JP2000174039A - Semiconductor device and its manufacture - Google Patents

Abstract

PROBLEM TO BE SOLVED: To prevent adhesive resin from attaching a bonding head at bonding and to avoid increase in the number of manufacturing processes. SOLUTION: On one principal plane of a printed wiring board 6, a wiring pattern 5 is formed. On the wiring pattern 5, a semiconductor chip 2 is mounted through bumps 4 which are projecting electrodes. On the semiconductor chip 2, a plate 1 having a hole 1a in a region, below which the chip 2 exists is disposed. Adhesive resin 3 fills a space between the wiring pattern 5 and the plate 1, integrally jointing the printed wiring board 6, the chip 2, and the plate 1.

Description

DETAILED DESCRIPTION OF THE INVENTION

[0001]

The present invention relates to a semiconductor device having a semiconductor chip mounted on a circuit board and a method of manufacturing the same.

[0002]

2. Description of the Related Art A conventional method for mounting a semiconductor chip on a printed wiring board by flip chip bonding will be described. First, an adhesive resin is supplied to a portion of the printed wiring board on which the chip is to be mounted, and the semiconductor chip is temporarily placed on the adhesive resin of the printed wiring board. Next, after raising the bonding head once and performing tool cleaning, the semiconductor chip is again pressed against the printed wiring board and heated by the bonding head with the Teflon sheet or the like sandwiched between the bonding head and the semiconductor chip. . Thus, the semiconductor chip is mounted on the printed wiring board. The reason why the Teflon sheet is sandwiched between the semiconductor chip and the bonding head at the time of mounting is to prevent the adhesive resin from adhering to the bonding head.

There is also a method in which a semiconductor chip is bonded to a printed wiring board in a state where the supply amount of the adhesive resin is reduced, and then an adhesive resin is supplied to a side surface of the semiconductor chip to form a fillet. Further, in order to dissipate heat generated from the semiconductor chip, a heat radiating plate (heat spreader) may be adhered to the upper surface of the semiconductor chip after bonding the semiconductor chip.

[0004]

However, in the conventional method, the adhesion of the adhesive resin to the bonding head can be prevented to some extent, but the effect is insufficient. Further, adding a step of arranging a fluororesin sheet only for preventing adhesion of the adhesive resin leads to an increase in manufacturing cost.

The present invention has been made in view of the above circumstances, and an object of the present invention is to provide a semiconductor device in which an adhesive resin does not adhere to a bonding head during bonding and a method of manufacturing the same.

[0006]

In order to solve the above problems, a semiconductor device according to the present invention is a semiconductor device formed by mounting a semiconductor chip on a printed wiring board.
A wiring pattern formed on the printed wiring board, a semiconductor chip mounted on the wiring pattern via a conductive member, and provided on a surface of the semiconductor chip opposite to the wiring pattern; A plate having a hole and being larger than the semiconductor chip.

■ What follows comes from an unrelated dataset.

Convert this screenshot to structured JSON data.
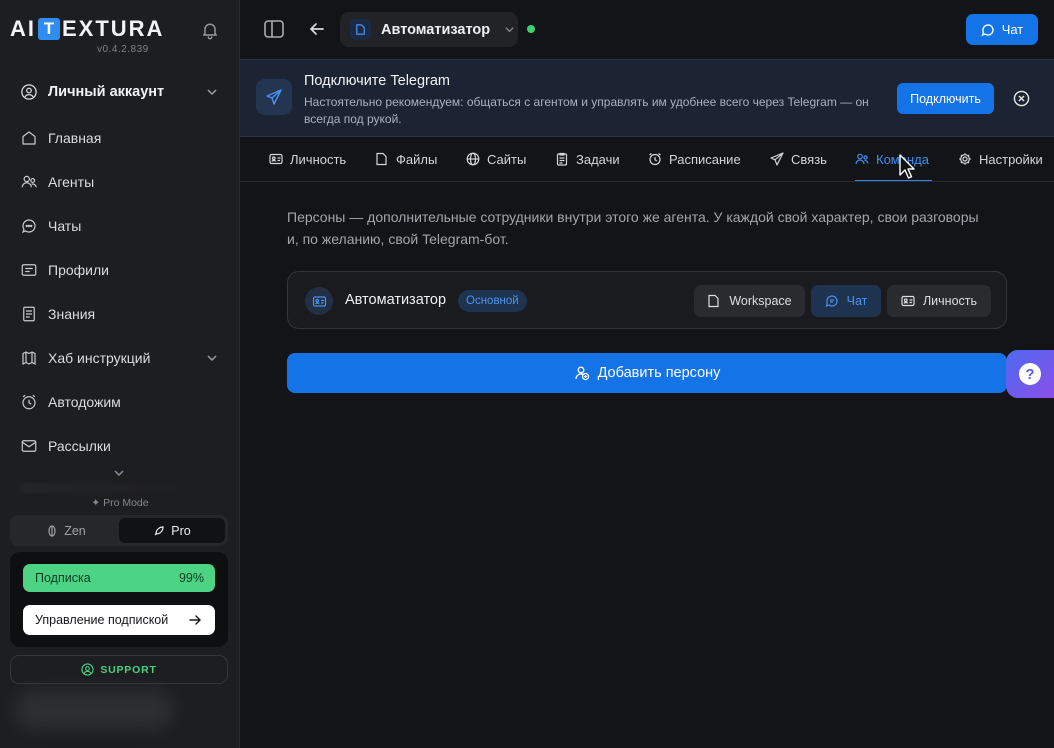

In the above-described semiconductor device, since the plate-like body is larger than the semiconductor chip, it is possible to prevent the adhesive resin from going around the plate-like body and adhering to the bonding head during bonding.

Further, the plate-like body may be made of a metal material, and may have a concave shape on the semiconductor chip side so as to cover the semiconductor chip. Thereby, a shielding effect on the semiconductor chip can be exhibited.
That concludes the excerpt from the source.